View Full Version : Remington 700 bolt locking safety modification

December 17, 2010, 07:04 AM
I prefer the bolts to lock closed when safety is engaged on my hunting rifles. All my 700s are post 1982, but I have installed early safetys in most of them to convert to locking bolt.

The exception was my newest 700, made in 1997, that no longer had the bolt factory machined for the bolt lock safety. I solved this problem with careful use of my dremel tool, it turned out great, and has less bolt wiggle on safe than the factory machined bolts.

James K
December 17, 2010, 03:06 PM
Remington changed that safety so the gun could be loaded/unloaded with the safety on, reducing at least the chance of an accident. The idea of locking down the bolt handle was to keep it from being moved up by a tree branch, or a hunter's clothing, keeping the gun from firing when needed. Both arguments have validity, but I guess Remington decided an accidental discharge was worse (from a legal viewpoint) than not getting a deer.


December 19, 2010, 06:41 PM
Evidently y'all missed the MSNBC special on how unsafe the 700 is. Worth watching but I have my doubts even though the original designer says he knew it was unsafe and told Remington what needed to be done before the 700 went into production. All I know for sure is I’ve done everything I can think of (without doing damage) to my 1973 700 BDL to make it go bang and the only thing that will make it go bang is pulling the trigger with the safety in the off position.

James K
December 19, 2010, 09:41 PM
IMHO, there are problems with the 700 trigger. One is that excessive wear in the older mechanism can result in failure of sear reset, and the gun firing when the safety is removed.

BUT, the biggest problem is that a zillion idiots just had to take screwdrivers, files, bench grinders and everything else to that trigger to "improve" it, even though it was the best trigger ever put on a standard sporting rifle. There were even web sites (now seemingly gone - wonder why?) telling the fools exactly what to file, grind, adjust or hammer on to make the trigger "better". Too many people did as advised, and the a$$holes who gave the "advice" won't accept any responsibility. It is just fortunate that more people were not injured or killed.


December 19, 2010, 10:40 PM
I dont have a problem with the standard Remington trigger, never saw the need to spend the money on aftermarket triggers when the factory trigger can be tweaked a bit, resulting in a great trigger. However, the old style bolt locking safetys can be used with several of the aftermarket triggers as well, if one does not trust the factory trigger.
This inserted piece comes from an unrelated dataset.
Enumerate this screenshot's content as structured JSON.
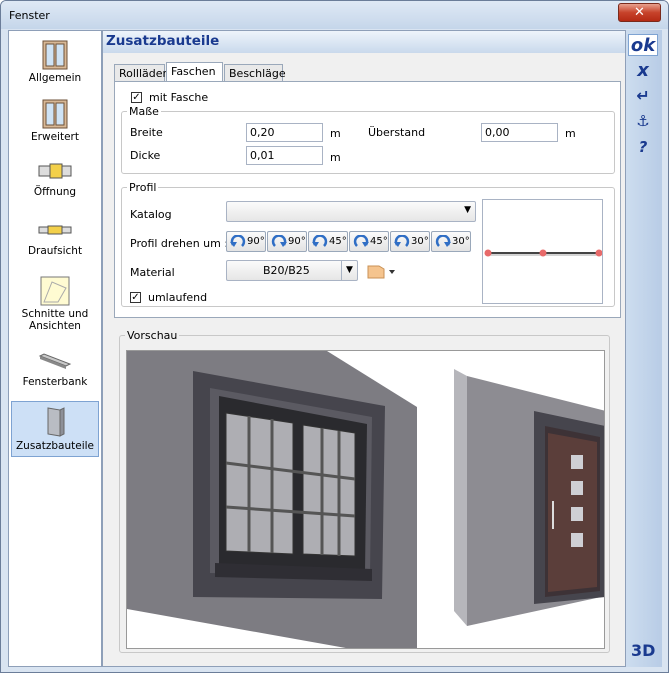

I think it is a real shame that Remington did away with the bolt lock safety, and have converted all my 700s to lock, except a couple that are mostly used for varmints.

edward hogan
December 23, 2010, 12:24 AM
Have to remember that Rem 700 design Does Not Ever Lock The Firing Pin! Prevent the bolt handle from lifting? Sure. Firing Pin Can Still release and fire if round in chamber...

I owned more than 10 Rem 700s a few years back and sold all but one.
Prefer the Winchester 70 or Sako designs. The rifles shoot as well as the legendary 700, and I can lock the firing pin and remove the bolt from battery if I choose.

Locking the Rem 700 bolt is a misinformed safety measure...

December 23, 2010, 10:13 PM
Google Rem. Walker trigger

December 23, 2010, 11:23 PM

Misinformed safety measure ? I dont get it. Are you saying I am misinformed ? I understand very well the mechanics of the Remington 700 trigger and action, as well as most other firearms.

The older Rem 700 bolt locking safetys lock the bolt from opening when safety is engaged, a feature that is very desireable to me in a big game rifle. Accordingly, I have coverted all my 700s I use for big game hunting to locking bolts, as they came factory equipped through 1982. This particular rifle was my only 700 that did not have the bolt factory machined for the bolt locking safety, so I modified it accordingly.